The move is in line with Murphy’s aggressive plans to promote the use of renewable energy sources. In fact, under his Energy Master Plan the state is supposed to derive 100% of its power needs from renewables by 2050.
While environmental activists have applauded the goals, business groups have expressed concerns about the costs associated with the master plan. Perhaps no group has been more vocal than the Fuel Merchants Association of New Jersey, which as the name implies represents petroleum marketers. For this special edition of NJBIZ Conversations, Editor Jeff Kanige spoke with Eric DeGesero, the group’s executive vice president, about the its research about what the plan would mean for homeowners, whether technology can or will help reach those goals and how the governor should go about fighting climate change.
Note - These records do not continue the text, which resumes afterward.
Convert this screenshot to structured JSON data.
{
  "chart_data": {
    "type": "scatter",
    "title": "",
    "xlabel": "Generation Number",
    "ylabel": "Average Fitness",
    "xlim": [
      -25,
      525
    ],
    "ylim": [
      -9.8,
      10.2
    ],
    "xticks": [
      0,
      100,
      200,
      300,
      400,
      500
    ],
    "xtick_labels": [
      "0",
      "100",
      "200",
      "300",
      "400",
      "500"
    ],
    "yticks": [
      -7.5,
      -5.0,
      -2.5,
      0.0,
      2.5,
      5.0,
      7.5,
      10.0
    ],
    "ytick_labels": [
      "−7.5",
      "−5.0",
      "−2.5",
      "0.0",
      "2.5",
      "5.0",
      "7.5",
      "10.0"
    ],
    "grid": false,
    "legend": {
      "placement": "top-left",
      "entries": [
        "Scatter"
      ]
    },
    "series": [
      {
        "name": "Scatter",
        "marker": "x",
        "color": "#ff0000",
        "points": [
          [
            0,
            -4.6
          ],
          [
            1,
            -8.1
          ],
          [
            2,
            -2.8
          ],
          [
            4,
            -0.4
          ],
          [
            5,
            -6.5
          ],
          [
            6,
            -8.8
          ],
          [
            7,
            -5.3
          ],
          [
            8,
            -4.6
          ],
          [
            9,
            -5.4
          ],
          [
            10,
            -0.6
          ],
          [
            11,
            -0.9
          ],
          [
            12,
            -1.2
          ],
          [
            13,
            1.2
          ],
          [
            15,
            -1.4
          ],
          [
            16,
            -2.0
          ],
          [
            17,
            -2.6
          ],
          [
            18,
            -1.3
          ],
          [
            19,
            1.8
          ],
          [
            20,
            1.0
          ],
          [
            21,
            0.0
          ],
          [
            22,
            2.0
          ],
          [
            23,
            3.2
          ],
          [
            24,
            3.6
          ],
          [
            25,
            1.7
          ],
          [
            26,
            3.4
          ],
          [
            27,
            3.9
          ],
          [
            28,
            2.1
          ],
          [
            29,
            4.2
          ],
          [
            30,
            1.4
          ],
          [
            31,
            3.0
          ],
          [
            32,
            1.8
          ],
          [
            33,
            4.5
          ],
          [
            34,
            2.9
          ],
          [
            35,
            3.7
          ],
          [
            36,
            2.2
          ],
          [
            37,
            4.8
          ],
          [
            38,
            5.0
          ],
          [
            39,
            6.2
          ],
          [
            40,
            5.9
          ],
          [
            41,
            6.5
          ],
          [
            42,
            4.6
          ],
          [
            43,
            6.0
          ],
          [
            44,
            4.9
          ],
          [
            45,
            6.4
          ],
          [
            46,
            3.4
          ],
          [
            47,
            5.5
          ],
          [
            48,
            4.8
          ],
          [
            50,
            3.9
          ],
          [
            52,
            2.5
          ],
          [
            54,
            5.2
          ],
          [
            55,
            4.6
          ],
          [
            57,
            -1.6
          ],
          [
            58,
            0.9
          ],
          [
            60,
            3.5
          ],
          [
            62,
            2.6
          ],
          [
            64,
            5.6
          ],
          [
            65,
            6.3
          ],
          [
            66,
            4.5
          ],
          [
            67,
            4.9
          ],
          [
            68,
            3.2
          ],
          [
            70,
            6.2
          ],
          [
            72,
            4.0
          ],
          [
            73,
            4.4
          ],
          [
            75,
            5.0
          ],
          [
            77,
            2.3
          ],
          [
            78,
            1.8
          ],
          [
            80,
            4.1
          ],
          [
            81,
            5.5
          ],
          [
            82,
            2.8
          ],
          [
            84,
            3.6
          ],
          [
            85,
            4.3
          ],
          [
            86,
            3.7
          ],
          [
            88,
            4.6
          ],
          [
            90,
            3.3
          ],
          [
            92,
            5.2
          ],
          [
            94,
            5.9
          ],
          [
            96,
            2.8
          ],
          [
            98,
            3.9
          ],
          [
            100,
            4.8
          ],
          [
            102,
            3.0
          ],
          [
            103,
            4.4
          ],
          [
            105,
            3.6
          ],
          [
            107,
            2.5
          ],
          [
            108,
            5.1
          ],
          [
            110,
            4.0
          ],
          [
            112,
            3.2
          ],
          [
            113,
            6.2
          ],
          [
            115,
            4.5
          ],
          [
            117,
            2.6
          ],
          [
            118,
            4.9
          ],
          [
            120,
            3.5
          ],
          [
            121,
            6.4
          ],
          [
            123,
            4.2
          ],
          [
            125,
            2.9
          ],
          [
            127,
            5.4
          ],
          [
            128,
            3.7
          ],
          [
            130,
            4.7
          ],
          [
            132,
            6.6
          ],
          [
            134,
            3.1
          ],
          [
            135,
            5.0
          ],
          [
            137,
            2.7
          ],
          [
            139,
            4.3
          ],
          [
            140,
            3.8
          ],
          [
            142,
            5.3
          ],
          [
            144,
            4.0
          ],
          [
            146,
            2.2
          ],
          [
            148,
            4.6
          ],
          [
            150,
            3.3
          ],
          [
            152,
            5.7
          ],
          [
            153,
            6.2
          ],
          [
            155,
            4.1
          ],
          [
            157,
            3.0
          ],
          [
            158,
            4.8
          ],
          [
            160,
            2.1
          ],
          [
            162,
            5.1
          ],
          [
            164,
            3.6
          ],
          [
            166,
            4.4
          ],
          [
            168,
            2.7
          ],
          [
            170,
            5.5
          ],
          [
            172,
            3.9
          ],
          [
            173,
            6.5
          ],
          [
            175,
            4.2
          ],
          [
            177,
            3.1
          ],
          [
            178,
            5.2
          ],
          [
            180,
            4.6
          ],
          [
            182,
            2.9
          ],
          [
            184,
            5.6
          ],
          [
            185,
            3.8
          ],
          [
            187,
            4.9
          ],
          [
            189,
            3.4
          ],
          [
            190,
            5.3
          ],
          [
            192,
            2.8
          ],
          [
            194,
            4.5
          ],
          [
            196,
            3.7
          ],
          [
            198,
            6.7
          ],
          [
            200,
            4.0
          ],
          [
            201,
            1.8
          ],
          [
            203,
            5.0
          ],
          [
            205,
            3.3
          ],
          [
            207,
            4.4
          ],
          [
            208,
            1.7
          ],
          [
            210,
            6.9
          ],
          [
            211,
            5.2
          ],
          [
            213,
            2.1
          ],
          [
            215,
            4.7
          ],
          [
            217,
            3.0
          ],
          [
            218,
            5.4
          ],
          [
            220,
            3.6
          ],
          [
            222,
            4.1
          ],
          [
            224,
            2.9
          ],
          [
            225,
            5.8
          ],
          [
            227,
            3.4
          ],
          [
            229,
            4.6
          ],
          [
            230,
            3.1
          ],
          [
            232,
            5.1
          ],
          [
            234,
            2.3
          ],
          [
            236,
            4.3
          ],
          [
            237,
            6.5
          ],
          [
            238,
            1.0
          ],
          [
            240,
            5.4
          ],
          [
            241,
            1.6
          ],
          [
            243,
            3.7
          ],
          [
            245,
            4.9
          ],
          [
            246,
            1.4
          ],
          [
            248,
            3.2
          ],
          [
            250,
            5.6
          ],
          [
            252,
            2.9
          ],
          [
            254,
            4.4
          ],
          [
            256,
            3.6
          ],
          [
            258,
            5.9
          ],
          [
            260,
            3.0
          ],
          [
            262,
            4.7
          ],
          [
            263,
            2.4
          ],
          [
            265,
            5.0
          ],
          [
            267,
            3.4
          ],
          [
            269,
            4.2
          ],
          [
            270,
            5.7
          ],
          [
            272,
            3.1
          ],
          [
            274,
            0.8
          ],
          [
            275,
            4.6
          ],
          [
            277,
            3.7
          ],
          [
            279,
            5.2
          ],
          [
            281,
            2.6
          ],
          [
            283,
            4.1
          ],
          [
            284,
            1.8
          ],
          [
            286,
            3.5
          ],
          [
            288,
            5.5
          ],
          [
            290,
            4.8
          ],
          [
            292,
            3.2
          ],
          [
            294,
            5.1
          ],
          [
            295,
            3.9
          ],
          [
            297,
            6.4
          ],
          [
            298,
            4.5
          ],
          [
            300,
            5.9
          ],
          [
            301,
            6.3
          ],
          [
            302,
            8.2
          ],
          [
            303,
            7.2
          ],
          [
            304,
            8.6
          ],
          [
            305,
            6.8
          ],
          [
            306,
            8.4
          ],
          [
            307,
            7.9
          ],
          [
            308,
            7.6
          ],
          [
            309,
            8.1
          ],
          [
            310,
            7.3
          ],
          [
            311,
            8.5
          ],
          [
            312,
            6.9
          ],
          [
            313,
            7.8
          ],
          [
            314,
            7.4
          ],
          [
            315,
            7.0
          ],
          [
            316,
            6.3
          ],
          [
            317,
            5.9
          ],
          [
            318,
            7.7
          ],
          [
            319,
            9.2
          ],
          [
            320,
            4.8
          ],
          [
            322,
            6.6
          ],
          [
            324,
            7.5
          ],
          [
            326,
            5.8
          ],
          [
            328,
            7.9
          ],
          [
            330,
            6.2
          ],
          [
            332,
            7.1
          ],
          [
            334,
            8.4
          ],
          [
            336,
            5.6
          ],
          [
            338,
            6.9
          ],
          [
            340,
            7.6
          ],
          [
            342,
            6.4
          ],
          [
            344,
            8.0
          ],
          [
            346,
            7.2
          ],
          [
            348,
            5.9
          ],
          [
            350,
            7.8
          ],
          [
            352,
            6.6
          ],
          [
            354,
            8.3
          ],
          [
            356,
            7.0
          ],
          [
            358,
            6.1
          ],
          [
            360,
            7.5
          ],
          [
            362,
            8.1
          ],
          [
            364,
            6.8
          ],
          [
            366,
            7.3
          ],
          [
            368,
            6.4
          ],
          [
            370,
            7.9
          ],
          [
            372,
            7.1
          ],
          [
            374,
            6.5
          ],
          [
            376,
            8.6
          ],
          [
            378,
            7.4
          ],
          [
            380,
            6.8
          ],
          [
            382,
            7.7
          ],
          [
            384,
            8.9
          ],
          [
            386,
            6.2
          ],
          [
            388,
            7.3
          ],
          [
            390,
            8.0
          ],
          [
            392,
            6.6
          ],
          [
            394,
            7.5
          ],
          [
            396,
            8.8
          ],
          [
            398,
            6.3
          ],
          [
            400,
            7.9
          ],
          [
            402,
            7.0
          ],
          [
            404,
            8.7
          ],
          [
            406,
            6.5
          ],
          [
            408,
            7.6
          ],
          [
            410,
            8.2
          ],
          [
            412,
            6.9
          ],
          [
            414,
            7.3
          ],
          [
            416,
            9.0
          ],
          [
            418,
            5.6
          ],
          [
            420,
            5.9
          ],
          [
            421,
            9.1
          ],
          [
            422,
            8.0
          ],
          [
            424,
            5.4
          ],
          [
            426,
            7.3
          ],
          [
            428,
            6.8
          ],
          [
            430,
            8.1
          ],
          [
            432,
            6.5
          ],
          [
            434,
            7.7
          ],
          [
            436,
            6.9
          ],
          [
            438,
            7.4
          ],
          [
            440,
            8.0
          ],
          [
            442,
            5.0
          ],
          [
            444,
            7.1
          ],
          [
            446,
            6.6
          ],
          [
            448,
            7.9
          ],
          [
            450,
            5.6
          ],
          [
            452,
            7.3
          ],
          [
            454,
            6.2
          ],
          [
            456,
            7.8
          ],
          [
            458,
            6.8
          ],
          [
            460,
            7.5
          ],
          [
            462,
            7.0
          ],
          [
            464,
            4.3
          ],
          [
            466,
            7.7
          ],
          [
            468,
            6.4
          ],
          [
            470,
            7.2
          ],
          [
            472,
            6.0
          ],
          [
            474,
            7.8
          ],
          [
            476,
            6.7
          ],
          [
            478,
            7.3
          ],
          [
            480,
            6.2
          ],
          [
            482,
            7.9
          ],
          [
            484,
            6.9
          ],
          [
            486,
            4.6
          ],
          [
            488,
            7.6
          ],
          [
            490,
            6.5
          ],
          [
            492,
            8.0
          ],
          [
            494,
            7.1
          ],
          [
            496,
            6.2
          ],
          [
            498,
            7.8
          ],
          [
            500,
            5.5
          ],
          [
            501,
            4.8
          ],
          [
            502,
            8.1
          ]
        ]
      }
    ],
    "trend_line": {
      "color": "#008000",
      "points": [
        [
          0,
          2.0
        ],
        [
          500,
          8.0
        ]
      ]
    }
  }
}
“The state should work with the industry that is involved in energy distribution and work with us to decarbonize the existing fuels because the two primary fuels –natural gas, which is primary by a mile – and heating oil both have a path to achieve the governor’s objective in a more cost effective more measured and, quite honestly, maybe even a faster rate,” he said. “Let’s stop the the mandatory electrification only. Let’s start working on achieving the objective in a more reasonable manner. That’s where our difference with the governor is – on the means. … We’re in agreement. Let’s just work together and do it in a better way.”